Arbeitsminister Schmit nutzte seinen kurzen Auftritt zum Wahlkampf. Er wolle beweisen, dass die Politik etwas verändern kann. Das Ziel sei, durch eine gute Sozialpolitik die Zahl der Armen um 20 Millionen zu verringern. Schmit konstatierte, dass die Krise Frauen härter treffe als Männer. So sei etwa Teilzeitarbeit in Luxemburg in erster Linie ein weibliches Phänomen. „Wir sind dabei, in unserer reichen Gesellschaft neue Gräben zu schaffen. Armut vererbe sich, daher wolle er frühzeitig „Auffangstrukturen für Kinder“ schaffen. Angesichts der Tatsache, „dass wir zurzeit ein Stück an Chancengleicheit verlieren“, hoffe er, dass Europa jetzt ein Zeichen setzt.
Die stellvertretende Vorsitzende der UNICEF, Maria von Welser, setzte dagegen den Schwerpunkt ihres Beitrags auf das dritte Milleniumsziel, die „Stärkung der Frau“. Wenn man sich auf dieses Ziel konzentriere, sei es möglich, Hunger und Armut wirkungsvoll zu bekämpfen.
Plausibel, weil am ehesten an der Realität orientiert, erschienen aber doch die Ansätze Mosers – mit Ausnahme ihres resümierenden Bildes, der Frauen als Bewirtschafterinnen der Welt. Ihre These, dass Armut gemacht werde, kann zugleich als Kritik an den vorhandenen Strukturen und am neoliberalen Modell überhaupt begriffen werden. Wie die Lebensverhältnisse der Frauen gerechter gestaltet, das heißt in gewissem Sinne „demokratisiert“, werden könnten, ist damit eine zentrale Frage.
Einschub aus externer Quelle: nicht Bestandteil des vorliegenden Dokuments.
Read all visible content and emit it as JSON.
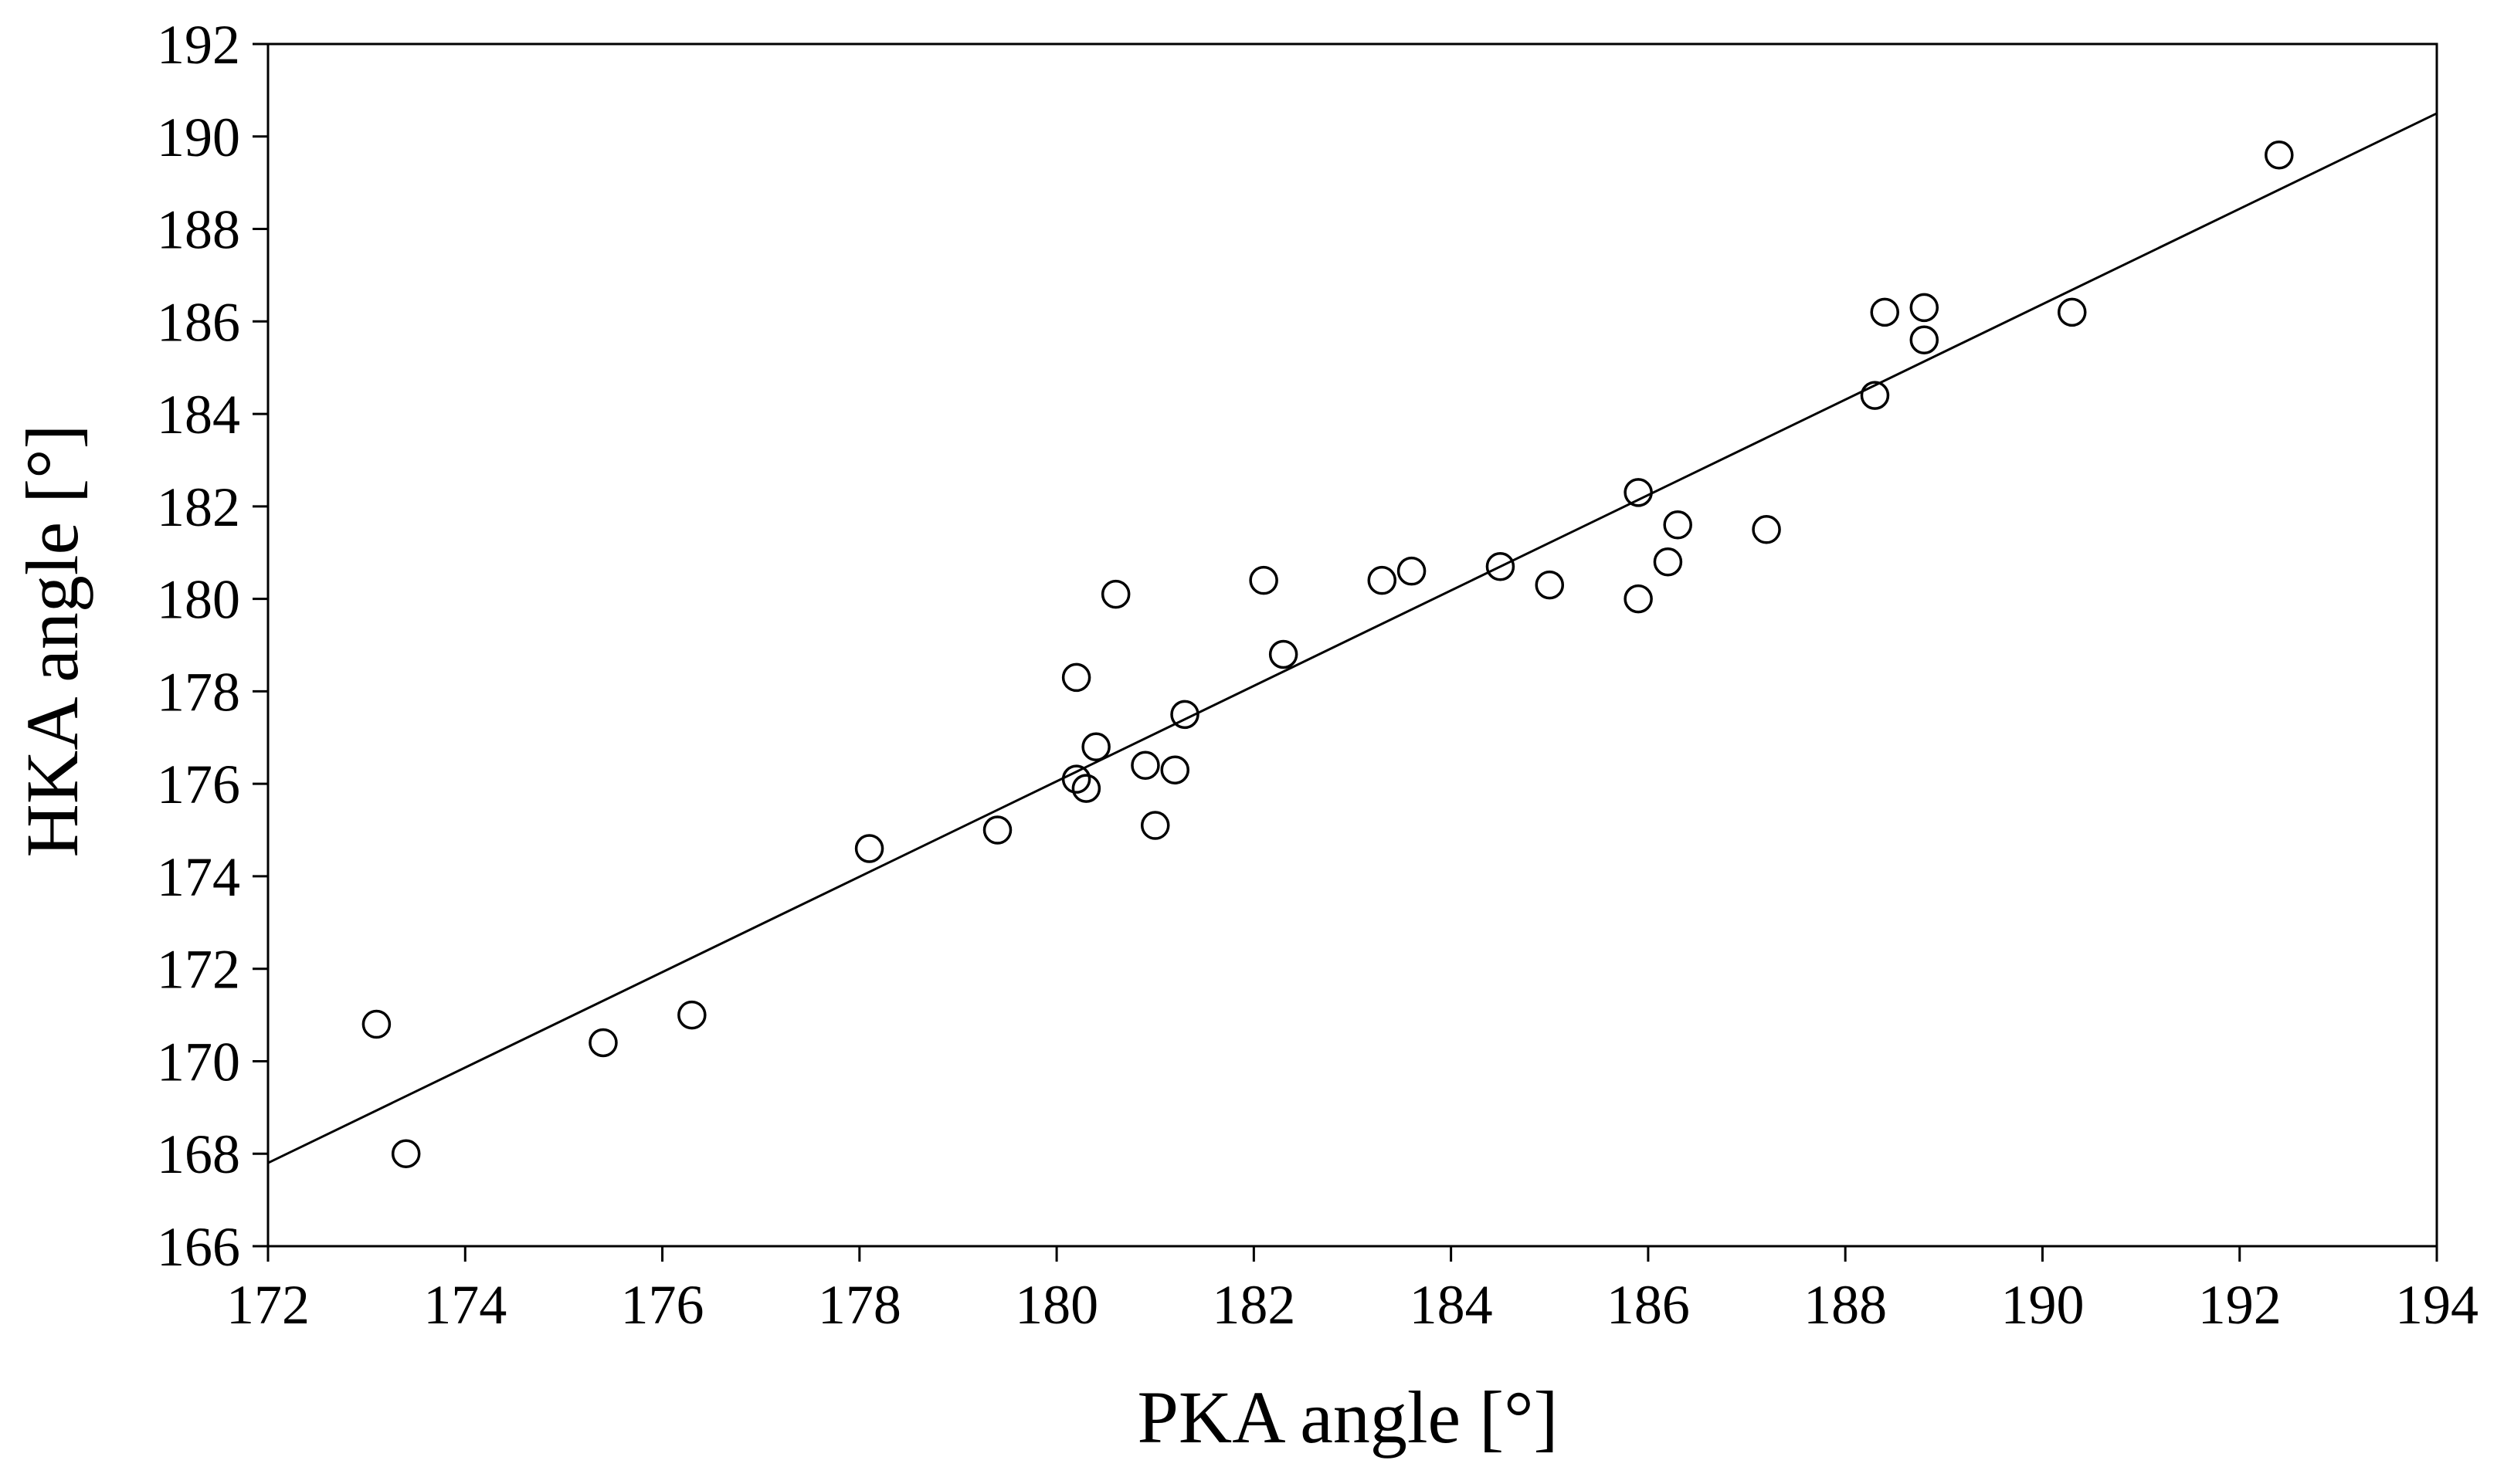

Diese ist nicht zu trennen von denen nach der Frauenquote, der Lohngleichheit und der Kinderversorgung. Doch wie kommt es, dass etwa Luxemburg keine Frauenquote hat? Wo doch selbst Frankreich sie als Instrument benutzt, um die Repräsentanz von Frauen in öffentlichen Positionen sicherzustellen. Und wäre es nicht ratsam, sie auch auf die Wirtschaft auszudehnen?
Die skandinavischen Länder nehmen hier – ähnlich wie schon bei Pisa – eine Vorreiterrolle ein. EU-Statistiken zeigen in diesen Ländern eine deutlich höhere Präsenz von Frauen in politischen Ämtern und ebenso eine quantitativ wie qualitativ fortschrittlichere Lage der Frauenbeschäftigung. Dies zeigt doch, dass ein vergleichsweise gut ausgebauter Sozialstaat und eine Quotierung respektive Frauenförderung zu gerechteren Verhältnissen führt.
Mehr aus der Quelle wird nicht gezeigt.